Initially, I wanted to prototype the native Web Monetization implementation using the Payment Handler API because that meant reusing the Web Platform. Unfortunately, Firefox does not support the Payment Handler API, nor they intend to implement it any time soon. So, I went with the next best approach: a browser extension API. (It would be great if someone gets to experiment with the Payment Handler approach also!)
You might wonder we can already use Web Monetization with Coil's browser extension, so what benefit does adding an extension API add?
The most significant benefit is privacy. Presently, any extension will require complete read-write access to every website you visit. Read access is required to find the payment pointer on the current website. A malicious extension can read more than just the payment pointer. Write access is required to notify the website of the monetization progress. A malicious extension can write a lot more than monetization progress. With an extension API, the browser acts as an intermediary between the extension and a website.
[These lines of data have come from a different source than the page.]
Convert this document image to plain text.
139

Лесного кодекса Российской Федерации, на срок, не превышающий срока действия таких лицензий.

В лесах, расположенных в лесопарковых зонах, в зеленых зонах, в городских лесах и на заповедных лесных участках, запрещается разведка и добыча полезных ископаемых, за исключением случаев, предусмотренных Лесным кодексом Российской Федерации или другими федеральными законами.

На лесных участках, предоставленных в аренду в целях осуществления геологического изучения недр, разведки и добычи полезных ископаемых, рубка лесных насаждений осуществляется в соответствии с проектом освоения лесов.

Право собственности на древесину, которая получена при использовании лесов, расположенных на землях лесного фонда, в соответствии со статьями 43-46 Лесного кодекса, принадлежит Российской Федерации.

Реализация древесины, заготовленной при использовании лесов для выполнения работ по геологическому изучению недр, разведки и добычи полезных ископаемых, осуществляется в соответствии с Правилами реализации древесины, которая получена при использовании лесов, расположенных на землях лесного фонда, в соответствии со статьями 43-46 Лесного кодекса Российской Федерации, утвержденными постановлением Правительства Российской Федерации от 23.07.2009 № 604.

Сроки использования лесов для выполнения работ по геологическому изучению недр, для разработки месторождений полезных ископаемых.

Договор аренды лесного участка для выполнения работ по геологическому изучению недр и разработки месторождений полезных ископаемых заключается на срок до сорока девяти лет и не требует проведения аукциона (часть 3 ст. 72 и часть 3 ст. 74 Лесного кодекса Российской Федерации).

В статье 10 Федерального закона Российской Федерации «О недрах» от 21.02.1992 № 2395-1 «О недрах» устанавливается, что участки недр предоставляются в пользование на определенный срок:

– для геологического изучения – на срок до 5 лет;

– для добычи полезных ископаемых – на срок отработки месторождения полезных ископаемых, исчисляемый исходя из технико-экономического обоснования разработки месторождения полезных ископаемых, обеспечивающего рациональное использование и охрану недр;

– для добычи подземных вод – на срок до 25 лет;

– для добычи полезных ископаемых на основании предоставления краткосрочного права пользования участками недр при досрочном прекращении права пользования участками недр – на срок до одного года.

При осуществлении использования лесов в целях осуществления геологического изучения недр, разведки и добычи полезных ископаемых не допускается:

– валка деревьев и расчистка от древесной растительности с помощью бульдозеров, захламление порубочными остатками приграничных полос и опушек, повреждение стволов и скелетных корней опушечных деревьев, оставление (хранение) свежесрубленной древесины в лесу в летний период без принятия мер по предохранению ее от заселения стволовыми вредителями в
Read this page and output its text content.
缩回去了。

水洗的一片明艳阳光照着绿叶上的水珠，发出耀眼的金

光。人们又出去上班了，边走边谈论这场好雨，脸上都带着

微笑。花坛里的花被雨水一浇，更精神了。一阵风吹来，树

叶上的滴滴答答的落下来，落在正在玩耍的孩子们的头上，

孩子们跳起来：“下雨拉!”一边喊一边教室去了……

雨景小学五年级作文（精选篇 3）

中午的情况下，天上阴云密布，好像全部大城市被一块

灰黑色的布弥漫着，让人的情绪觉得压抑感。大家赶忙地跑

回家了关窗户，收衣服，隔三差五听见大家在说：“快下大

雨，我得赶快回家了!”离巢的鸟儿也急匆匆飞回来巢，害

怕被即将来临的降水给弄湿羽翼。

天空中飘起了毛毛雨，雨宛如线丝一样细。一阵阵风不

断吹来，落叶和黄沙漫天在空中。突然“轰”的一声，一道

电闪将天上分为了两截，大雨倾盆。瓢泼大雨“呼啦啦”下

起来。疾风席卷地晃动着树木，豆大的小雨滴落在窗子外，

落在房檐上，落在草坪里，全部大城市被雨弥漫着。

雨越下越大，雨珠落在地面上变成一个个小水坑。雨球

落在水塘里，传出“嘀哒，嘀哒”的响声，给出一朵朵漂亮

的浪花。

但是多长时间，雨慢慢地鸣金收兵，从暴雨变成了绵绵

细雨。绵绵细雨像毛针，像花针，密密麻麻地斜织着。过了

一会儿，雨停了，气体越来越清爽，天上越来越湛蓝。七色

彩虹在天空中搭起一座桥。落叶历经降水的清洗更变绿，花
It provides the extension with details like whether to pay and where to pay in a privacy-preserving manner. It also provides secure communication of monetization progress to the website.
Secondly, as the browser is acting as an intermediary, it can consistently inform the user of payment status and record, and allow the user more control over which sites get paid and how much.
Additionally, fundamental logic can be handled by the browser, demanding less effort from extension authors.
I have already created a working implementation of the Web Monetization with the extension API in my fork on Firefox. Shortly, I'll share with you a Firefox release that you can test and provide feedback on. I'll also try to work with Coil folks so we can have a working extension that uses the native APIs.
Edit (Jan 18, 2021): Came across a Firefox Data Dashboard, that shows the most popular add-on has 3.9% users (my 2% calculation was incorrect). Even better, around 35% Firefox users worldwide have at least one add-on installed. Now that's more encouraging!